Reputation: 91
I am experimenting with spacy for information extraction and would like to return given tokens, such as object of preposition (pobj) and any compounds.
For the example below I am trying to write code that will return 'radar swivel'
So far I have tried:
#component/assy
import spacy
# load english language model
nlp = spacy.load('en_core_web_sm', disable=['ner','textcat'])
def component(text):
doc = nlp(text)
for token in doc:
# extract object
if (token.dep_=='pobj'):
return(token.text)
elif (token.dep_=='compound'):
return(token.text)
df['Component'] = df['Text'].apply(lambda x: component(x))
df.head()
This returns the word 'swivel' but not the proceeded compound 'radar', is there a way I can rewrite the code to detect the pobj and return this with any associated compounds? Thanks!
Upvotes: 0
Views: 508
Reputation: 316
The return statements are breaking the loop that's why when you arrive at the token which is pobj you move to the next sentence without checking the compounds on the other.

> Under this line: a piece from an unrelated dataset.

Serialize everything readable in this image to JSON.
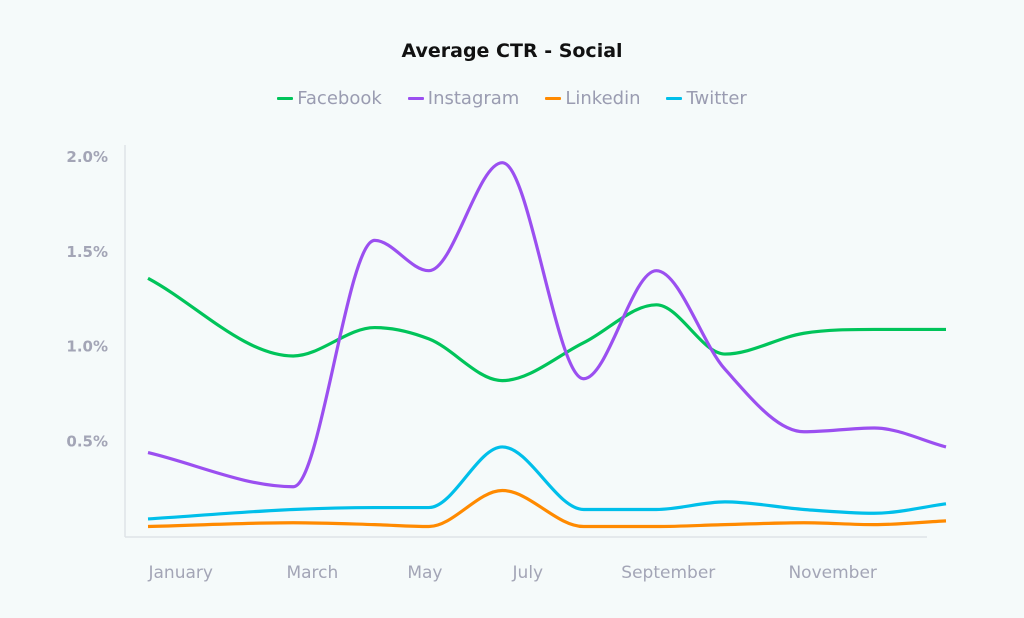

To fix that you use the following function. Once it finds a pobj it looks at its children and checks which ones are compounds:
def component(text):
doc = nlp(text)
for token in doc:
if (token.dep_=='pobj'):
compounds = [child.text for child in token.children if child.dep_ == "compound"]
yield " ".join(compounds) + " " + token.text
df['Component'] = df['Text'].apply(lambda x: list(component(x)))
df.head()
Upvotes: 0